In an Op-Ed for FoxNews.com that discussed those Obama violations, former Southern District of New York Assistant U.S. Attorney Andrew McCarthy said his former office was likely to move ahead with an indictment against Trump. Current Justice Department guidelines state that a sitting president cannot be indicted.

On Sunday, though, Nadler said there was "nothing in the Constitution that prohibits the president from being indicted," implying that he did not find the DOJ's separation-of-powers arguments convincing.

"This country originated in a rebellion against the English king," Nadler said. "We did not seek to create another king. Nobody -- not the president, not anybody else -- can be above the law."

McCarthy noted in his Op-Ed, however, that campaign finance violations are difficult to prove criminally, and require a showing that Trump's payment was, in fact, a campaign "contribution" that would not have been made if not to help with his presidential candidacy.
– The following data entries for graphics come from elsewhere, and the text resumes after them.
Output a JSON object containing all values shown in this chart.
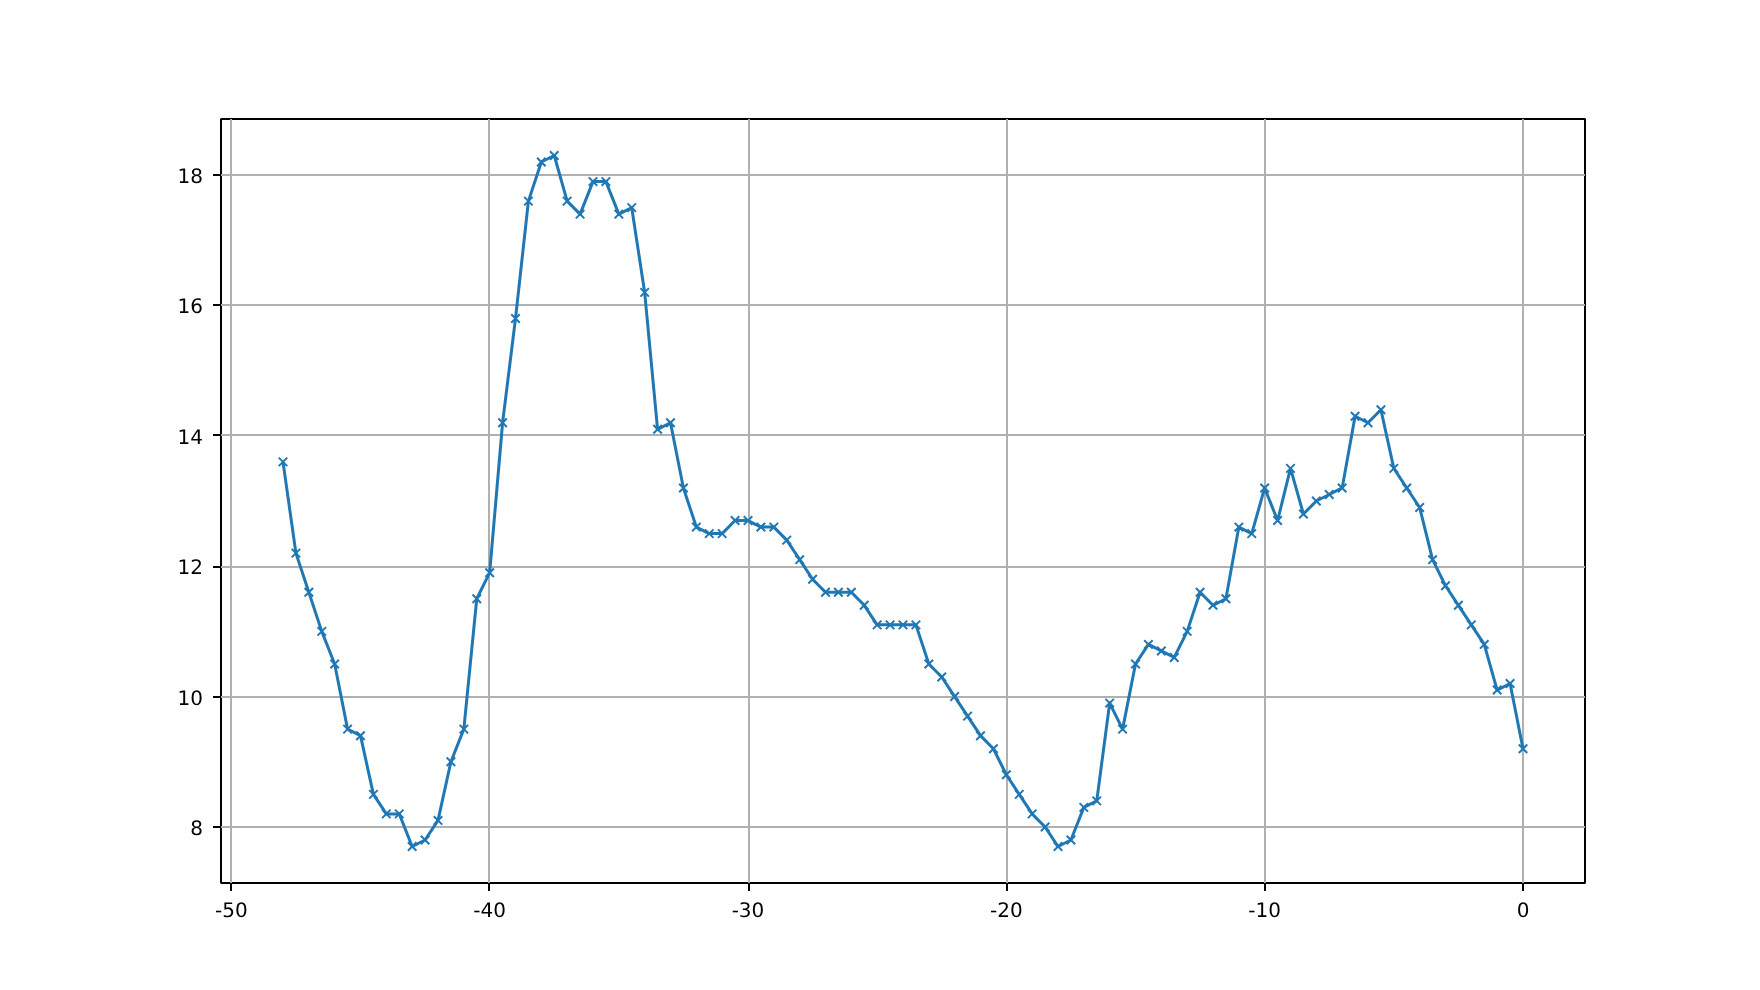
{
  "chart_data": {
    "type": "line",
    "x": [
      -48,
      -47.5,
      -47,
      -46.5,
      -46,
      -45.5,
      -45,
      -44.5,
      -44,
      -43.5,
      -43,
      -42.5,
      -42,
      -41.5,
      -41,
      -40.5,
      -40,
      -39.5,
      -39,
      -38.5,
      -38,
      -37.5,
      -37,
      -36.5,
      -36,
      -35.5,
      -35,
      -34.5,
      -34,
      -33.5,
      -33,
      -32.5,
      -32,
      -31.5,
      -31,
      -30.5,
      -30,
      -29.5,
      -29,
      -28.5,
      -28,
      -27.5,
      -27,
      -26.5,
      -26,
      -25.5,
      -25,
      -24.5,
      -24,
      -23.5,
      -23,
      -22.5,
      -22,
      -21.5,
      -21,
      -20.5,
      -20,
      -19.5,
      -19,
      -18.5,
      -18,
      -17.5,
      -17,
      -16.5,
      -16,
      -15.5,
      -15,
      -14.5,
      -14,
      -13.5,
      -13,
      -12.5,
      -12,
      -11.5,
      -11,
      -10.5,
      -10,
      -9.5,
      -9,
      -8.5,
      -8,
      -7.5,
      -7,
      -6.5,
      -6,
      -5.5,
      -5,
      -4.5,
      -4,
      -3.5,
      -3,
      -2.5,
      -2,
      -1.5,
      -1,
      -0.5,
      0
    ],
    "series": [
      {
        "color": "#1f77b4",
        "values": [
          13.6,
          12.2,
          11.6,
          11.0,
          10.5,
          9.5,
          9.4,
          8.5,
          8.2,
          8.2,
          7.7,
          7.8,
          8.1,
          9.0,
          9.5,
          11.5,
          11.9,
          14.2,
          15.8,
          17.6,
          18.2,
          18.3,
          17.6,
          17.4,
          17.9,
          17.9,
          17.4,
          17.5,
          16.2,
          14.1,
          14.2,
          13.2,
          12.6,
          12.5,
          12.5,
          12.7,
          12.7,
          12.6,
          12.6,
          12.4,
          12.1,
          11.8,
          11.6,
          11.6,
          11.6,
          11.4,
          11.1,
          11.1,
          11.1,
          11.1,
          10.5,
          10.3,
          10.0,
          9.7,
          9.4,
          9.2,
          8.8,
          8.5,
          8.2,
          8.0,
          7.7,
          7.8,
          8.3,
          8.4,
          9.9,
          9.5,
          10.5,
          10.8,
          10.7,
          10.6,
          11.0,
          11.6,
          11.4,
          11.5,
          12.6,
          12.5,
          13.2,
          12.7,
          13.5,
          12.8,
          13.0,
          13.1,
          13.2,
          14.3,
          14.2,
          14.4,
          13.5,
          13.2,
          12.9,
          12.1,
          11.7,
          11.4,
          11.1,
          10.8,
          10.1,
          10.2,
          9.2
        ]
      }
    ],
    "xlim": [
      -50.4,
      2.4
    ],
    "ylim": [
      7.14,
      18.86
    ],
    "xticks": [
      -50,
      -40,
      -30,
      -20,
      -10,
      0
    ],
    "yticks": [
      8,
      10,
      12,
      14,
      16,
      18
    ],
    "grid": true,
    "marker": "cross",
    "line_style": "solid"
  }
}
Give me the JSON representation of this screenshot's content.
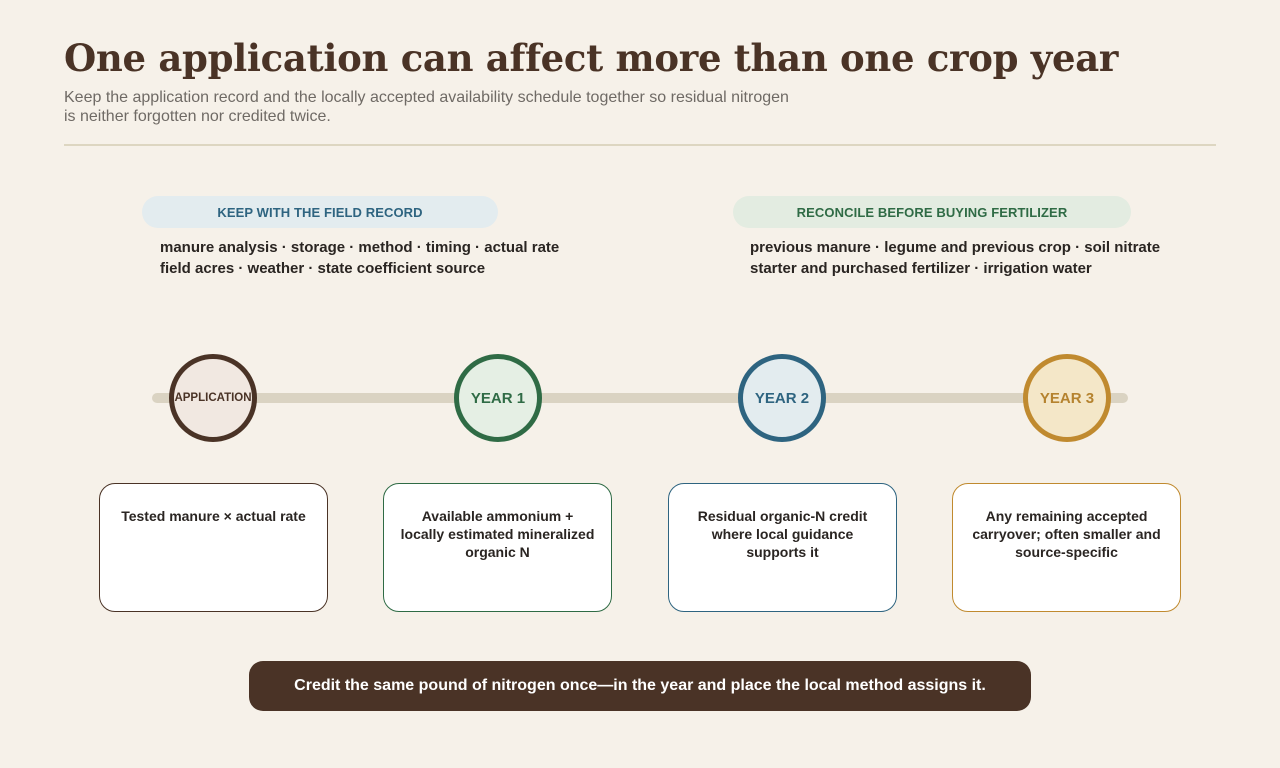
{
  "header": {
    "title": "One application can affect more than one crop year",
    "subtitle_lines": [
      "Keep the application record and the locally accepted availability schedule together so residual nitrogen",
      "is neither forgotten nor credited twice."
    ]
  },
  "left_panel": {
    "label": "KEEP WITH THE FIELD RECORD",
    "lines": [
      "manure analysis · storage · method · timing · actual rate",
      "field acres · weather · state coefficient source"
    ]
  },
  "right_panel": {
    "label": "RECONCILE BEFORE BUYING FERTILIZER",
    "lines": [
      "previous manure · legume and previous crop · soil nitrate",
      "starter and purchased fertilizer · irrigation water"
    ]
  },
  "timeline": {
    "nodes": [
      {
        "label": "APPLICATION",
        "card": "Tested manure × actual rate",
        "color": "#4a3326"
      },
      {
        "label": "YEAR 1",
        "card": "Available ammonium + locally estimated mineralized organic N",
        "color": "#2f6b45"
      },
      {
        "label": "YEAR 2",
        "card": "Residual organic-N credit where local guidance supports it",
        "color": "#2e6480"
      },
      {
        "label": "YEAR 3",
        "card": "Any remaining accepted carryover; often smaller and source-specific",
        "color": "#c08a2f"
      }
    ]
  },
  "footer": {
    "banner": "Credit the same pound of nitrogen once—in the year and place the local method assigns it."
  }
}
"Those are all questions for another day. The point for this day is that the Cohen case in New York City is not about Cohen," McCarthy concluded. "The president is in peril of being charged."

Separately on "State of the Union," GOP Illinois Rep. Adam Kinzinger said Republicans were not ignoring the potential risks to the White House or their party.

"Of course we're worried," Kinzinger said. "Anytime anything like this is happening, you're worried. What does this lead to?"